Heute ist der 26.04.2026 und die Atmosphäre in Lerchenfeld, Freising, ist voller Freude und Elan. Eine Gruppe engagierter Studierender des Studiengangs Urbanes Waldmanagement und Arboristik der Hochschule HSWT hat zusammen mit Bürgern aus der Nachbarschaft eine beeindruckende Baumpflanzaktion ins Leben gerufen. An diesem sonnigen Tag wurden stolze 170 Bäume sowie zahlreiche Sträucher gepflanzt, um neue Lebensräume für Igel und Eidechsen zu schaffen.

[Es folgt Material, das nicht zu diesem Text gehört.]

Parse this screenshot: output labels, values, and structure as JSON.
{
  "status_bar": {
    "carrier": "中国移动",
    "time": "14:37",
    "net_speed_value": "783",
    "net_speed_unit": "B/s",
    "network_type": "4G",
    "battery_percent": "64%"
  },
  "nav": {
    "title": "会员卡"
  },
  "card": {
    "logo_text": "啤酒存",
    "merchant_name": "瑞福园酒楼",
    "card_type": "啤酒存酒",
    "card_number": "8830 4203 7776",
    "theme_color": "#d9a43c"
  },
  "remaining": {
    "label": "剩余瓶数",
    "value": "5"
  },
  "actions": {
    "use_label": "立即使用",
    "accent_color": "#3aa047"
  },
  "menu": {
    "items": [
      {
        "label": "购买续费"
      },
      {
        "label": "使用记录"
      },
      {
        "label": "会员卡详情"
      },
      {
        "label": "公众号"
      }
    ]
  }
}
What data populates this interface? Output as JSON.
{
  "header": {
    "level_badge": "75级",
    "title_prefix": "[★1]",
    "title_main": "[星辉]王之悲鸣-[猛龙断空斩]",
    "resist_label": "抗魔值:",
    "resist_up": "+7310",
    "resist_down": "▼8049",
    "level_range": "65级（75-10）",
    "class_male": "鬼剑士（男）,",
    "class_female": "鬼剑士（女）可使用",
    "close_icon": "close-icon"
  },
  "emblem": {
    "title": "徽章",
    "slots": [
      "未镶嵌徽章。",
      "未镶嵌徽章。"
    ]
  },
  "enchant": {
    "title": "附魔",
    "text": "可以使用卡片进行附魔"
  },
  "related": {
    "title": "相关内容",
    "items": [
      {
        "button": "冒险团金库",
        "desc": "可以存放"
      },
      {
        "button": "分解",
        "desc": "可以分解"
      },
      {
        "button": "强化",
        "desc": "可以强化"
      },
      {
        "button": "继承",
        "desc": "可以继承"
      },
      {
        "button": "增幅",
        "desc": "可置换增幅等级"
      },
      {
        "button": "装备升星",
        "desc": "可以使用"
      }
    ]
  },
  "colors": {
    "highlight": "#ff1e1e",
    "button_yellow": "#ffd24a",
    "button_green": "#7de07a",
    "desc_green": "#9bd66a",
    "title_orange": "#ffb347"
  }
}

Die Organisatoren, darunter die Professorin für urbanes Waldmanagement, Barbara Darr, und Dozentin Marie Schega, haben die Aktion mit viel Enthusiasmus begleitet. Auch Andreas Behrendt von der Stadtgärtnerei Freising war anwesend, um die Teilnehmer zu unterstützen. Der fünfjährige Julian, zusammen mit seinem Vater Andrzej, war einer der kleinen Helden des Tages und pflanzte einen Vogelkirschbaum, der in voller Pracht bis zu 20 Meter hoch wachsen kann. Bei besten Wetterbedingungen und guter Laune wurde ein Steinhaufen von den Studierenden in ein gemütliches Zuhause für Eidechsen umgestaltet.
Ein starkes Zeichen für die Umwelt
Die Aktion fand nicht nur großen Anklang bei den Teilnehmenden, sondern auch bei Martina Wildgruber, der Sprecherin der angrenzenden Siedlung, die sich sehr positiv über das Engagement äußerte. Jeremias Deller, ein Student, hob hervor, wie wichtig es ist, mehr Stadtgrün in Freising zu fördern. „Jeder Baum zählt“, erklärte er und verdeutlichte die Bedeutung der Artenvielfalt in städtischen Gebieten.
Johanna Graf, die für das Eingießen der Pflanzen verantwortlich war, sorgte dafür, dass alle Setzlinge ausreichend Wasser erhielten, damit sie sich gut entwickeln können. Die Pflanzenvielfalt umfasst unter anderem Walnuss-, Kastanien- und Erlenbäume, die nicht nur das Stadtbild verschönern, sondern auch für ein gesundes Mikroklima sorgen.
Gemeinschaft und Wissenschaft im Einklang
Diese Initiative ist mehr als nur ein grünes Projekt; sie stärkt die Verbindung zwischen der Wissenschaft und der Bürgerschaft. Das Forschungs- und Transferprojekt „CommuniTree“ zeigt, wie wichtig es ist, dass wissenschaftliche Erkenntnisse in die Praxis umgesetzt werden. Solche Aktionen fördern nicht nur das Umweltbewusstsein, sondern auch das Gemeinschaftsgefühl. Es ist ein hervorragendes Beispiel dafür, wie Studierende und Bürger zusammenarbeiten können, um eine grünere und lebenswertere Umgebung zu schaffen.
In einer Zeit, in der der Klimawandel immer mehr in den Fokus rückt, sind solche Aktionen von großer Bedeutung. Sie bieten nicht nur Lösungen für ökologische Herausforderungen, sondern auch eine Plattform für Bildung und Engagement. Der heutige Tag wird sicherlich in die Geschichte von Freising eingehen, als ein Tag des Wachsens – sowohl für die Pflanzen als auch für die Gemeinschaft.